Lavoro o altro?

Se l’uomo valesse per il lavoro che fa, allora una centrale termonucleare, vale più di tutti i Dante, Leonardo, Manzoni, di tutte le epoche anche se vivessero ciascuno mille anni. Questa è civiltà: liberare l’uomo dalla servitù del lavoro, per schiudergli le ali allo scintillante gaudio del suo spirito operante in comunione con la sua natura fisica. L’uomo è fatto per contemplare.
Contemplare, ammirare, meditare, stupirsi e riflettere, ascoltare il sussurro della natura, abbracciarne le melodie, intendere la voce di un cuore che ama, effondersi nella preghiera e nello sguardo di Dio: questo è l’uomo.

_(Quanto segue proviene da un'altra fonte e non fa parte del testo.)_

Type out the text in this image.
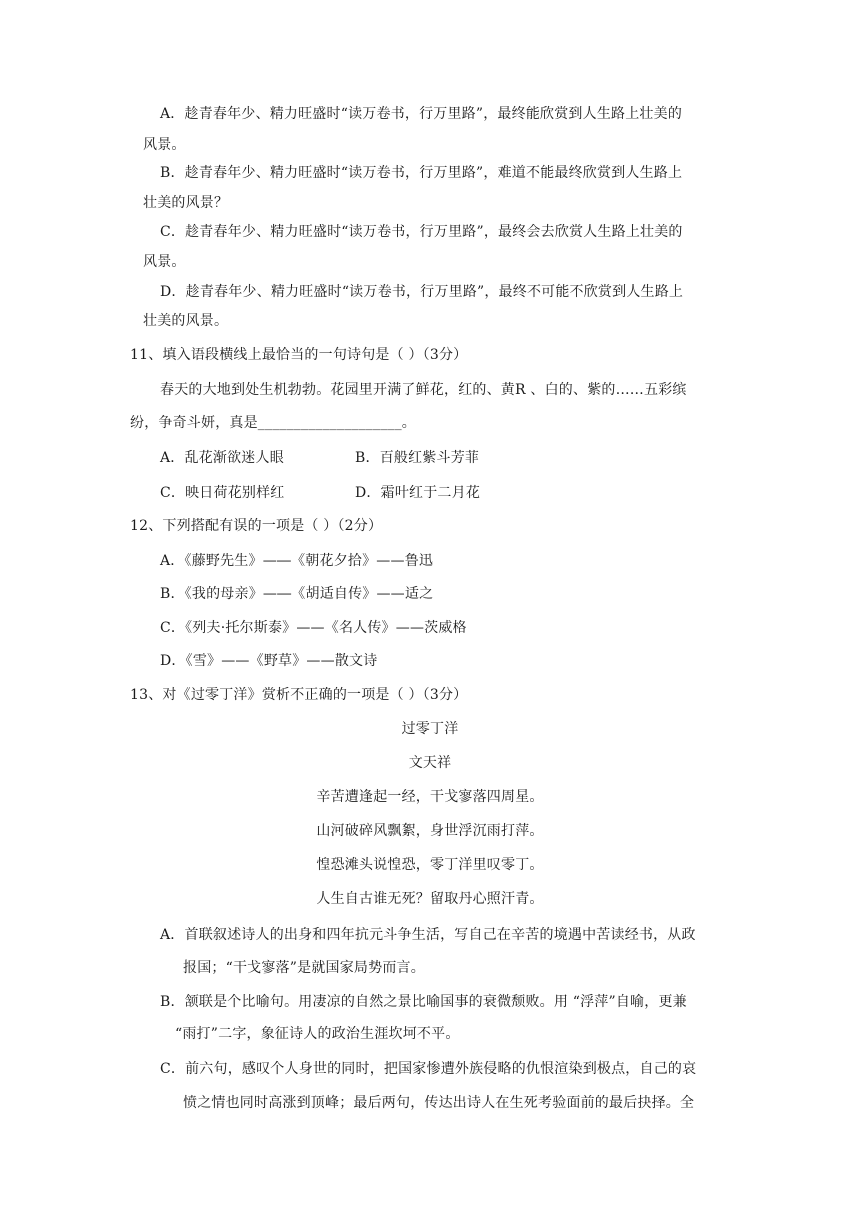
A．趁青春年少、精力旺盛时“读万卷书，行万里路”，最终能欣赏到人生路上壮美的
风景。
B．趁青春年少、精力旺盛时“读万卷书，行万里路”，难道不能最终欣赏到人生路上
壮美的风景？
C．趁青春年少、精力旺盛时“读万卷书，行万里路”，最终会去欣赏人生路上壮美的
风景。
D．趁青春年少、精力旺盛时“读万卷书，行万里路”，最终不可能不欣赏到人生路上
壮美的风景。
11、填入语段横线上最恰当的一句诗句是（ ）（3分）
春天的大地到处生机勃勃。花园里开满了鲜花，红的、黄R 、白的、紫的……五彩缤
纷，争奇斗妍，真是____________________。
A．乱花渐欲迷人眼	B．百般红紫斗芳菲
C．映日荷花别样红	D．霜叶红于二月花
12、下列搭配有误的一项是（ ）（2分）
A．《藤野先生》—―《朝花夕拾》——鲁迅
B．《我的母亲》—―《胡适自传》——适之
C．《列夫·托尔斯泰》——《名人传》——茨威格
D．《雪》——《野草》——散文诗
13、对《过零丁洋》赏析不正确的一项是（ ）（3分）
过零丁洋
文天祥
辛苦遭逢起一经，干戈寥落四周星。
山河破碎风飘絮，身世浮沉雨打萍。
惶恐滩头说惶恐，零丁洋里叹零丁。
人生自古谁无死？留取丹心照汗青。
A．首联叙述诗人的出身和四年抗元斗争生活，写自己在辛苦的境遇中苦读经书，从政
报国；“干戈寥落”是就国家局势而言。
B．颔联是个比喻句。用凄凉的自然之景比喻国事的衰微颓败。用 “浮萍”自喻，更兼
“雨打”二字，象征诗人的政治生涯坎坷不平。
C．前六句，感叹个人身世的同时，把国家惨遭外族侵略的仇恨渲染到极点，自己的哀
愤之情也同时高涨到顶峰；最后两句，传达出诗人在生死考验面前的最后抉择。全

Scopritore, analista, poeta, scienziato, filosofo, innamorato, padre, sognatore, spiritoso, ridente, lacrimante, fatto di sospiri e di gaudi, di dedizione e di eroismo, di sintesi e intuiti, di gioco e di letizia, di elevazione, di nobiltà, socievole e amante, generoso felice santo: ecco l’uomo.
Perché il lavoro dovrebbe essere il criterio della distribuzione della felicità fra le creature? Non l’uomo lavorante, ma la persona operante nella comunione delle altre personalità per il vero bene proprio e degli altri, è il fondamento della società.